Cependant quand je redescends de mes skis, je n’oublie pas l’autre mondialisation....Car, pendant que je skiais avec le top 5 de la « mondialisation des cimes », la presse nous apprenait « les détails du plan de restructuration d’Alcatel-Luccent » concernant les « 1.648 suppressions d’emplois ». Quand aux Echos du 3 mars 2007, il nous apprend que : « Louis Gallois défend l’équité de son plan social » qui débouche sur la « suppression » de 10.000 postes et la fermeture de 6 sites de production. On est ici loin, très loin de la « mondialisation des cimes ».

LA MONDIALISATION D’EN BAS DES CIMES.

Il y a une autre mondialisation, celle d’en « bas des cimes », plus proche du « canal St martin », que du « pic de la Masse ». Ici la godille ne se pratique pas sur des skis et dans la neige, mais sous des tentes et dans la merde. Dans cette mondialisation là, le quotidien s’écrit sous la forme d’un parcours du combattant pour trouver un logement, un emploi qui, de plus en plus souvent, est précaire, notamment pour les jeunes. Leur seul objectif est alors de pouvoir trouver à la fin du contrat précaire, un autre contrat précaire, et de précarité en précarité, c’est toute la société qui est passé à la moulinette du profit, pour le plus grand bénéfice de « l’aristocratie des cimes ».
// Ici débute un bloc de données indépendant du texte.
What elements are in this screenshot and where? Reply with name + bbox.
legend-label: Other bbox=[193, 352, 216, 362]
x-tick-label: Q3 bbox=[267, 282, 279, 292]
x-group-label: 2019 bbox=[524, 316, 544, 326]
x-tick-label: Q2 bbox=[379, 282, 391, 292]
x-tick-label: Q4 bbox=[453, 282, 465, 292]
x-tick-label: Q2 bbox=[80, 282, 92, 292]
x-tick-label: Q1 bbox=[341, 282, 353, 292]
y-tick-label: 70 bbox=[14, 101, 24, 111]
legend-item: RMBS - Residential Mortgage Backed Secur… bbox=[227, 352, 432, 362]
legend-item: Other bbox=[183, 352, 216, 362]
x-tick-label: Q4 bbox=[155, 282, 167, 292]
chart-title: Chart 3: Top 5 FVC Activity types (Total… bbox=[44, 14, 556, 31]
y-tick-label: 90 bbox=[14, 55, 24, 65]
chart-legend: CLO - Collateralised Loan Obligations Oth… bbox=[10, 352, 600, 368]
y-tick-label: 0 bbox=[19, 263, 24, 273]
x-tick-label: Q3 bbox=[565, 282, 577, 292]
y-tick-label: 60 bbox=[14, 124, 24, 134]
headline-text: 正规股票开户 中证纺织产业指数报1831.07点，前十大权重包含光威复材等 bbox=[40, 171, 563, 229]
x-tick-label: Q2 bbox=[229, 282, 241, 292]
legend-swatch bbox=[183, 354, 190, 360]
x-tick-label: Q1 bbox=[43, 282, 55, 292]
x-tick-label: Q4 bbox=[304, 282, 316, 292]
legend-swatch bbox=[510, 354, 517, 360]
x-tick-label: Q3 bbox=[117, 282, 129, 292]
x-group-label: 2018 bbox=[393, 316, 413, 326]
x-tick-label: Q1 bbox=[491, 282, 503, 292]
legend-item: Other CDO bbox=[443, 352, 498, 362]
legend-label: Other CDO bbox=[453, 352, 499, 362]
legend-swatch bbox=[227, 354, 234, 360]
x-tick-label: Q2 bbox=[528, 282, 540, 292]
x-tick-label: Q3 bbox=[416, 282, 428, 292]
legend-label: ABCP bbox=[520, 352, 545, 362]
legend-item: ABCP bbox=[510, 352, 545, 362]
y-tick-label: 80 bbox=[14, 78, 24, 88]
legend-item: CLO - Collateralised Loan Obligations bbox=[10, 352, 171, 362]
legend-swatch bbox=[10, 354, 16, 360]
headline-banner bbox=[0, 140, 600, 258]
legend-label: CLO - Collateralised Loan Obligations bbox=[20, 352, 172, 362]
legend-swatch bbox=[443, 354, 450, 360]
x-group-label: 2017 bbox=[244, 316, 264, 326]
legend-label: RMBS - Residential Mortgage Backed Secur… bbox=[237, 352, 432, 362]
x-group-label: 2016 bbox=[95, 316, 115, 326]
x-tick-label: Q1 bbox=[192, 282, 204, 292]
J’imagine que dans ces conditions extrêmes, les sentiments que l’on a ne peuvent en aucun cas ressembler aux sentiments que l’on éprouve en dévalant les pentes. J’imagine un immense sentiment de frustration et d’incompréhension, qui ne peuvent qu’engendrer à la fois rage, jalousie et désespoir, poussant à l’enfermement sur soi, l’individualisme. C’est sur ces sentiments, que le capitalisme compte pour casser encore plus le besoin de solidarité et de réactions collectives, car il vise avant tout dans sa logique à faire disparaître de la conscience humaine, toute logique qui pourrait s’appuyer sur un renouveau du concept de « lutte des classes ». « La mondialisation » intervient alors comme le concept ultime, celui que l’on en peut nier, qui s’impose à tout le monde, à l’image de Dieu dans l’ancien régime. Et si la mondialisation s’impose à tous, alors on ne peut que s’adapter, comme le paysan s’adapte à la météo et le soldat à la guerre.
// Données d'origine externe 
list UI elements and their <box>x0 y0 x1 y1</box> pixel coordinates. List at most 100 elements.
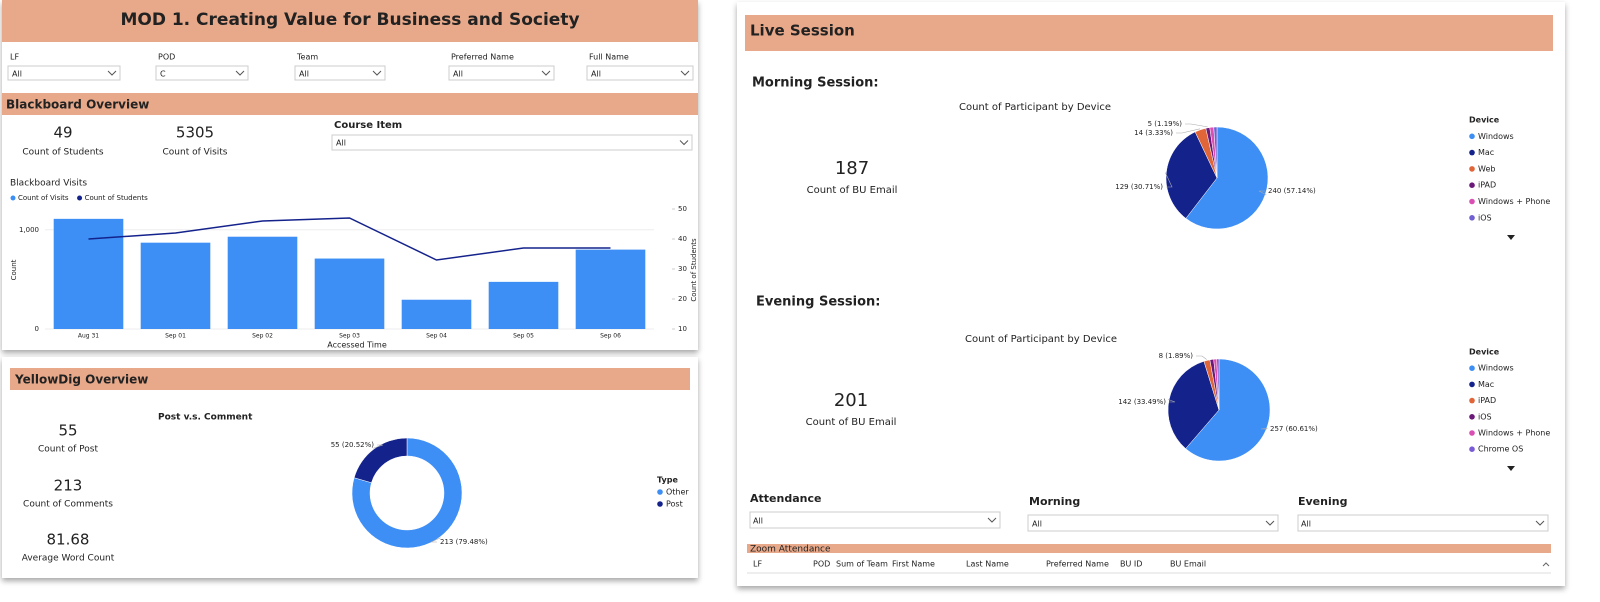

LA MONDIALISATION : UNE GUERRE SOCIALE A L’ECHELLE DU MONDE :

La mondialisation est un système économique et politique par lequel les salariés d’une entreprise d’un Pays rentrent en guerre contre d’autres salariés d’un autre Pays :
- soit de la même entreprise (délocalisation),
- soit d’une entreprise différente (concurrence).

Si l’on regarde ce mécanisme non plus seulement d’un pays ou d’une entreprise, mais de manière agglomérée (globale), la mondialisation est un système qui met en guerre les salariés d’une entreprise et d’un Pays contre tous les autres salariés du monde. En d’autre termes, la guerre de 1914-1918 a repris sans que les généraux nous le disent, mais il n’y a plus qu’un seul drapeau à défendre, celui du Capital. Pourtant Jaurès nous l’avait dit : « Le capitalisme porte la guerre comme la nuée porte l’orage ».

Mais comme en d’autre temps, les hommes n’ont pas su reconnaître le messie, nous n’avons pas vu la guerre arriver, car le capitalisme a cette faculté emprunté au sida, de déguiser ses guerres, derrière des apparats qui changent au fil de l’Histoire. A ne vouloir lire celle-ci, que comme une simple répétition des événements passés, on n’oublie ce second principe : « l’Histoire ne se répète pas, elle bégaye ».

DE LA COMPETITIVITE :

Le drapeau de la compétitivité est le nationalisme du capitalisme mondialisé et c’est derrière et au nom de cette bannière que tous les jours, des hommes tombent : Les uns atteints par une restructuration, les autres par un plan social, et le reste victime de délocalisations dans des pays à « bas couts ». Cette simple expression « pays à bats coûts » est la preuve par l’absurde que la mondialisation est bien une « guerre salariale » entre salariés, manipulé par des Généraux, dont les titres financiers (stock options), ont remplacé les titres de noblesse. Nous sommes ici dans une guerre de type Napoléonienne, dans laquelle les « fantassins salariés » se tirent dessus, tandis que les généraux des « camps ennemis » dégustent le thé à la même table (conseil d’administration), tout en discutant de la prochaine attaque (O.P.A).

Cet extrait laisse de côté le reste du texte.